Without a word he started the engine, and when it caught, he backed the car out of its slot and set off in the direction of their homes.
CHAPTER FOUR
A LITTLE WORD HERE, a little word there...news about the wedding spread quickly through Tyler. Julia Innes had been on her way to drop off her daughter at TylerTots, the day-care center in the basement of Tyler Fellowship Sanctuary, when she’d seen Raine and Gabe come out of the church. She’d recognized Raine instantly even though it had been some time since she’d last seen her. She mentioned her observation to Patricia Sikes, who, dressed for her exercise class, was dropping off her younger son. Patricia mentioned it to her friend Marcia at the exercise class, who later, in a seemingly offhand way, mentioned it to Reverend Sarah during a meeting both attended. Sarah told her about the short ceremony, not suspecting the barrage of telephone calls her news would unleash.
* * *
THE SIMPLE GOLD BAND weighed heavily on Raine’s finger. It had been Gabe’s great-grandmother’s ring, his mother’s mother’s mother. Raine remembered seeing it when she was a child, when Gabe had shown her the special box his father kept in his top bureau drawer. Gabe had gotten into trouble for doing it, but he’d never told that she’d begged to be allowed to see it. Gabe’s great-grandfather had bought the ring in France while serving in the military during the First World War, and Raine had burned to touch something from so far away. Now it was hers, on her finger, and she felt such a fraud.
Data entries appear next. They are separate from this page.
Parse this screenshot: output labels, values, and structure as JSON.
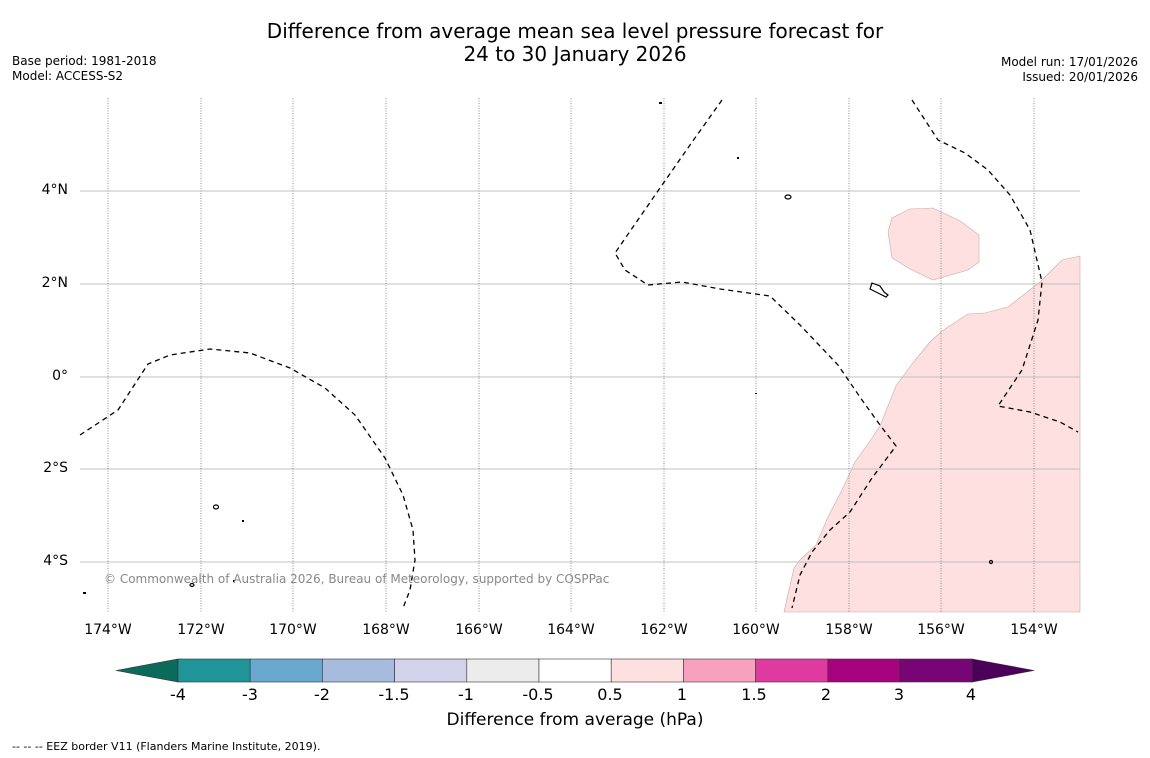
{
  "title_line1": "Difference from average mean sea level pressure forecast for",
  "title_line2": "24 to 30 January 2026",
  "base_period": "Base period: 1981-2018",
  "model": "Model: ACCESS-S2",
  "model_run": "Model run: 17/01/2026",
  "issued": "Issued: 20/01/2026",
  "map": {
    "lat_labels": [
      "4°N",
      "2°N",
      "0°",
      "2°S",
      "4°S"
    ],
    "lon_labels": [
      "174°W",
      "172°W",
      "170°W",
      "168°W",
      "166°W",
      "164°W",
      "162°W",
      "160°W",
      "158°W",
      "156°W",
      "154°W"
    ],
    "copyright": "© Commonwealth of Australia 2026, Bureau of Meteorology, supported by COSPPac",
    "land_color": "#000000",
    "eez_line_color": "#000000"
  },
  "colorbar": {
    "title": "Difference from average (hPa)",
    "tick_labels": [
      "-4",
      "-3",
      "-2",
      "-1.5",
      "-1",
      "-0.5",
      "0.5",
      "1",
      "1.5",
      "2",
      "3",
      "4"
    ],
    "colors": [
      "#0b6b5a",
      "#1f9499",
      "#69a8cf",
      "#a7bbde",
      "#d2d3ea",
      "#ececec",
      "#ffffff",
      "#fde0df",
      "#f7a1bf",
      "#de3aa0",
      "#a8037e",
      "#770575",
      "#4b0059"
    ]
  },
  "footnote": "--  --  -- EEZ border V11 (Flanders Marine Institute, 2019)."
}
Immediately after the ceremony she’d known that she shouldn’t have done it, that she shouldn’t have taken advantage of Gabe’s good heart. She’d wanted to rush back inside the church and demand that the minister take everything back. That she dissolve the fledgling union, even if it was only in name. Gabe had looked so dejected when she’d finally let herself glance at him. Had he just then realized the gravity of what he’d committed himself to?